Coverage of Covid-19 Testing
Health plans/insurers are required to provide coverage, without cost sharing (including deductibles, copays and coinsurance) or prior authorization to hospitals and labs for all Covid-19 testing. Reimbursement is set at the negotiated rate for contracted labs. Non-contracted labs will get paid their list price, but are required to publish their test price on their website. For comparison, the Medicare CLFS rate for Covid-19 testing (CPT 87635) is set at $51.33.

Medicare CLFS Rate Freeze
The Act freezes Medicare Clinical Laboratory Fee Schedule (CLFS) rates in 2021. Under PAMA, CLFS rates for most high-volume tests had been scheduled for cuts of 10% to 15% next year.

The Act also delays labs’ responsibility to report their private-payer data to CMS under PAMA by another year to January –March 2022. This follows a previous one-year delay achieved with the year-end spending package.

Medicare Sequestration Temporarily Suspended
The annual 2% cut, or “sequester,” in Medicare fee-for-service claims (including the Medicare CLFS and Medicare Physician Fee Schedule) has been temporarily suspended from May 1 through the end of this year. However, the sequestration policy has been extended by an extra year (through 2030) in exchange for this temporary suspension. The 2% reduction has been in effect since 2013 under the Budget Control Act of 2011.

Add-On Payment for Hospital Covid-19 Patients
Hospitals will receive a payment increase of 20% for patients diagnosed with Covid-19 and later discharged during the emergency period.
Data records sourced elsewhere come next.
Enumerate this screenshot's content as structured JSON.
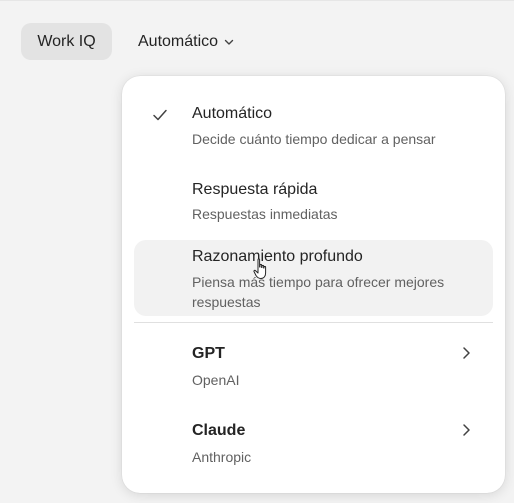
{
  "topbar": {
    "chip_label": "Work IQ",
    "mode_label": "Automático"
  },
  "menu": {
    "items": [
      {
        "title": "Automático",
        "subtitle": "Decide cuánto tiempo dedicar a pensar",
        "selected": true
      },
      {
        "title": "Respuesta rápida",
        "subtitle": "Respuestas inmediatas",
        "selected": false
      },
      {
        "title": "Razonamiento profundo",
        "subtitle": "Piensa más tiempo para ofrecer mejores respuestas",
        "selected": false,
        "hovered": true
      }
    ],
    "models": [
      {
        "title": "GPT",
        "subtitle": "OpenAI",
        "has_submenu": true
      },
      {
        "title": "Claude",
        "subtitle": "Anthropic",
        "has_submenu": true
      }
    ]
  },
  "icons": {
    "check": "checkmark-icon",
    "chevron_down": "chevron-down-icon",
    "chevron_right": "chevron-right-icon",
    "cursor": "hand-pointer-icon"
  }
}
The discharge will be identified based on diagnosis codes, condition codes or other necessary means. This means Medicare’s payment for these types
of hospital stays could go from $10,000 to $12,000, depending on the severity of the illness.

ACLA on Lack of Dedicated Funding
“For the third time, Congress has failed to provide the necessary funds to support ‘free testing’ for all Americans. Our members remain in an untenable situation, absorbing growing, uncompensated costs for testing specimens with no assurance that they will be appropriately or fairly reimbursed for the tests they are performing,” according to a March 26 statement from ACLA President Julie Khani.